The primary purpose of transactional concurrency control is to allow transactions to execute without concern to what other transactions are doing. Each transaction has the illusion of executing alone on the computer.

However, since achieving full isolation can be fairly expensive, many database systems allow the user to configure the desired isolation level on a per-transaction basis. Many databases support, e.g., SERIALIZABLE, REPEATABLE READ, READ COMMITTED, and READ UNCOMMITTED modes for isolation. More information on the various isolation levels can be found in A. Bernstein et al: Semantic Conditions for Correctness at Different Isolation Levels, ICDE'00 (International Conference on Data Engineering), IEEE, 2000, pp. 57-66 and A. Adya et al: Generalized Isolation Level Definitions, ICDE'00 (International Conference on Data Engineering), IEEE, 2000, pp. 67-78. The implementation of various isolation levels using locking is described in J. Gray et al: Granularity of Locks and Degrees of Consistency in a Shared Data Base, in Readings in Database Systems (M. Stonebraker, ed.), Morgan Kaufmann, 1994 (originally in Modeling in Data Base Management Systems, Elsevier, 1976).

The above referenced documents are hereby incorporated herein by reference.

Transactional memory implementations suffer from performance issues that have been difficult to overcome. Thus there exists a great need for solutions making transactional memory faster.
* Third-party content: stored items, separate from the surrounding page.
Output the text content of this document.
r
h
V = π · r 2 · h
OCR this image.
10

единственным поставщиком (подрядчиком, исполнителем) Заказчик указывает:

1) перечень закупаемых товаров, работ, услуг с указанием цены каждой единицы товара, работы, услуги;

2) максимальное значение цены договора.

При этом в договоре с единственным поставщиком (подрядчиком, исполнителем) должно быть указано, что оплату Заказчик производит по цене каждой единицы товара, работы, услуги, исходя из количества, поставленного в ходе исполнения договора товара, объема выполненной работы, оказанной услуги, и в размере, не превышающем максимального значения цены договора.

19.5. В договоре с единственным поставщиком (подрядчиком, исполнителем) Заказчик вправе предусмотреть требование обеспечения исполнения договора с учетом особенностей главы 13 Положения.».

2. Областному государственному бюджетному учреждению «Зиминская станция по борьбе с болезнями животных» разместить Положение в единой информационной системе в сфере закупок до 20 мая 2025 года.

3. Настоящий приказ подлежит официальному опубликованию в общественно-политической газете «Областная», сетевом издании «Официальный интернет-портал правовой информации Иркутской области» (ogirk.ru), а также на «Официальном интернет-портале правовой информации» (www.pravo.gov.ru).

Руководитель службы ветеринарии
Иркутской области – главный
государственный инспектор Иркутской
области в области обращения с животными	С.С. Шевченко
BRIEF SUMMARY OF THE INVENTION

The present invention aims to improve performance of transactional memory by reducing the number of data items that must be logged while the transaction exists and verified when the transaction commits. Reducing the number of such items has a direct impact on transaction performance, particularly as such reductions can most advantageously be made for read operations, which have been observed to be much more frequent than write operations in practical transactional programs.

Eliminating items from the verification sets of transactions is closely related to reducing the isolation level of a transaction. However, the known method of controlling isolation level on a per-transaction basis is not appropriate for transactional memory, as the transactions executed using transactional memory tend to be much more complex (often comprising thousands or even millions of operations) than those executed in traditional databases. Thus, it is not practical to analyze the impact of reduced isolation of such complex transactions, if the isolation level is applied globally to all operations performed by the transaction.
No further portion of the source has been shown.